What is the best workaround for the ASP.NET forms authentication timeout problem when using wildcard mapping?

Question

My team is working on a crappy old website and most of the pages are still ASP classic. However, we've recently migrated to forms authentication using ASP.NET and wildcard mapping. Everything works surprisingly well except for one thing: logged in users are timing out too quickly. After looking in the logs it appears people are timing out exactly after 20 minutes (which is the specified timeout due to inactivity).

So, our hypothesis is that the ASP classic pages are not tripping whatever mechanism in the forms authentication framework that resets the inactivity timer. I've googled around and even read the wildcard mapping post by the Great Gu but still can't find anyone else who is having this problem. So, 1) Have you ever seen this problem? and 2) What's the best workaround? (other than manually placing a hidden frame in every janky ASP page that loads a dumb .NET page in the background)

Thanks in advance.

Update: slidingExpiration is set to true

Also: We can't use perpetual sessions because we need the application to time out after 20 minutes of inactivity. Also, this terrible site was written so that the interface is usually stored in the page. There's no simple piece of interface code I could slip the JavaScript into. We tried to put some js into an include file that was called by about 80% of our pages but it's caused some esoteric problems with file download buffers so we may have to try a different tack. Thanks.

Answer 1

Is slidingExpiration enabled?

Answer 2

Create a perpetual session.

Essentially you end up emitting some JavaScript and an image tag in your master page or navigation users controls (whatever you're using for consistent navigation). This JavaScript on some interval changes the source of the image tag to an http handler endpoint (some .aspx, .ashx) which returns a 1x1 pix clear gif as a response for the image. The constant request ensures that idle pages will keep the session alive.

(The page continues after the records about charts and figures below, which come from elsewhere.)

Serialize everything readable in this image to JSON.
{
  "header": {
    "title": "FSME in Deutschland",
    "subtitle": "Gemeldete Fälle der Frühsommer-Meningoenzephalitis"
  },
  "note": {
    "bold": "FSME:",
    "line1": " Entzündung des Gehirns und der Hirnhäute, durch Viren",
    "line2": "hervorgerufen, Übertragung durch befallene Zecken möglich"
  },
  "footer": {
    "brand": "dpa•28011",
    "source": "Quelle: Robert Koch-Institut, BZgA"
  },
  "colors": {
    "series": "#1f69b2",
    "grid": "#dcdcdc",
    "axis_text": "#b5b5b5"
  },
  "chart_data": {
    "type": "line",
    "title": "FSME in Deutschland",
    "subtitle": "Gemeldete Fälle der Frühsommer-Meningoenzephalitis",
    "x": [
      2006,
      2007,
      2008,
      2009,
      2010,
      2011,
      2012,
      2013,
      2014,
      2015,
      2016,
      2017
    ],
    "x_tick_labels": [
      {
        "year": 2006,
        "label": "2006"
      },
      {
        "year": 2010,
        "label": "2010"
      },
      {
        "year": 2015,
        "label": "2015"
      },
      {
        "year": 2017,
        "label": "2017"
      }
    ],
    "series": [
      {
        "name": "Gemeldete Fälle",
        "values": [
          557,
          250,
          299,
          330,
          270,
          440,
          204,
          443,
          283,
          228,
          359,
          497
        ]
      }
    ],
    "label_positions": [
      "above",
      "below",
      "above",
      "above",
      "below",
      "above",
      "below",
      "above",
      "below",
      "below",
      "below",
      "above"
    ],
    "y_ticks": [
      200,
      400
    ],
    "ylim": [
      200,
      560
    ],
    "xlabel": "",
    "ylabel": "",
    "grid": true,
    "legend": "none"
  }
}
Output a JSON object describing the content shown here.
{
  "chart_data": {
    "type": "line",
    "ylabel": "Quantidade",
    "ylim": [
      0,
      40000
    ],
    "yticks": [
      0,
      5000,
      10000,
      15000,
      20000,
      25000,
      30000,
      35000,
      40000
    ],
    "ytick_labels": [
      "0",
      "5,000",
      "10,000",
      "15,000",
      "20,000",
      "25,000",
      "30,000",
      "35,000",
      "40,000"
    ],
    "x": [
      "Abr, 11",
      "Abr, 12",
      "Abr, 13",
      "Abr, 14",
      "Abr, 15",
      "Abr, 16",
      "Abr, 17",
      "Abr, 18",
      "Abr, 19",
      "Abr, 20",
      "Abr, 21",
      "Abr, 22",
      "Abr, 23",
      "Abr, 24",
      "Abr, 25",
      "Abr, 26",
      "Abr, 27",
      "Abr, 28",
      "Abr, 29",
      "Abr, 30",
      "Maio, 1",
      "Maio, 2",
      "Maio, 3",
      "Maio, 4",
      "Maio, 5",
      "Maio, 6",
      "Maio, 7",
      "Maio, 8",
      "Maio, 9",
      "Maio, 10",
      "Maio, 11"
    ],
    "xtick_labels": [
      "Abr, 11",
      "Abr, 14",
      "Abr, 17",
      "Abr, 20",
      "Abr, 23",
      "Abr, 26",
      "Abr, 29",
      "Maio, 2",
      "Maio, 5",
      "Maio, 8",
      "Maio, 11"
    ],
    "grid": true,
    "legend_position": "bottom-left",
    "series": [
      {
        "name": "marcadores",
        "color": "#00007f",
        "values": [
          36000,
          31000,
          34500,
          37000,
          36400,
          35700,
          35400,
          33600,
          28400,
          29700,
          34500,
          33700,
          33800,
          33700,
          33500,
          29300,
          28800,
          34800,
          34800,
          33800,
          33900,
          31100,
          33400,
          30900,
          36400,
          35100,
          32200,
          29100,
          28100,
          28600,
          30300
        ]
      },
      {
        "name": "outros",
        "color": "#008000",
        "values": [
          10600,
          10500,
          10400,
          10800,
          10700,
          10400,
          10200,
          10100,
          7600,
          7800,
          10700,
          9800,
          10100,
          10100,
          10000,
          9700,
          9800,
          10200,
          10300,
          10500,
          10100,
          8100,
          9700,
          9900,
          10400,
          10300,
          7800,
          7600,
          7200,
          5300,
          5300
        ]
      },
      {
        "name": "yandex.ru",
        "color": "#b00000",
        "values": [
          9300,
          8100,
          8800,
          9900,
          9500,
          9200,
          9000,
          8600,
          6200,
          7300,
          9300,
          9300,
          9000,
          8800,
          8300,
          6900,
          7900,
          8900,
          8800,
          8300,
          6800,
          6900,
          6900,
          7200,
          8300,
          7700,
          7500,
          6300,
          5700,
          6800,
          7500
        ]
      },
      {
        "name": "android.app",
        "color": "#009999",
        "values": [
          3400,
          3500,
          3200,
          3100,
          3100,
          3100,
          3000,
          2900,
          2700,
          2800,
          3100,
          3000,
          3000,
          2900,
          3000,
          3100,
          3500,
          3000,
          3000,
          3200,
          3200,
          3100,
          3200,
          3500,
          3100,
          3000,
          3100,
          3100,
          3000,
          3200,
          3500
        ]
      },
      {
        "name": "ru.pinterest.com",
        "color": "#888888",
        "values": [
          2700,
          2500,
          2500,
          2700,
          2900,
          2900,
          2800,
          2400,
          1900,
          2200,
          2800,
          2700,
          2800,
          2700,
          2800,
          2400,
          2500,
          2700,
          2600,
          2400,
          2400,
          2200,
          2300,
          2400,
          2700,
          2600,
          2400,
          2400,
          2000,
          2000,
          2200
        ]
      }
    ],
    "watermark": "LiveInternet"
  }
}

As long as a browser window is open to your page your ASP.NET session will never time out.

Often the JavaScript will tack on a random number to the request so that the browser doesn't cache the request.

A decent walkthrough is available here: http://www.codeproject.com/KB/aspnet/SessionForever.aspx

HTH,
Tyler

Answer 3

I am assuming that you have manually created the cookie, in which case your timeout value in code is probably overriding your timeout value in the configuration.

First, if possible (which it probably isn't) don't create the cookie manually, it will save you from not only this headache but dozens of others.

If you must manually create the cookie, make sure that the timeout you are using is actually reading the timeout value that you have set in the configuration file and that sliding expiration is set to true (which you have said it was).

That said, we still have ocassional strange timeout problems when the cookies are manually created. Where I work we implemented a solution which allowed the cookies to be created automatically and timeouts were no longer a problem; however, it did create other issues and we were forced to switch back.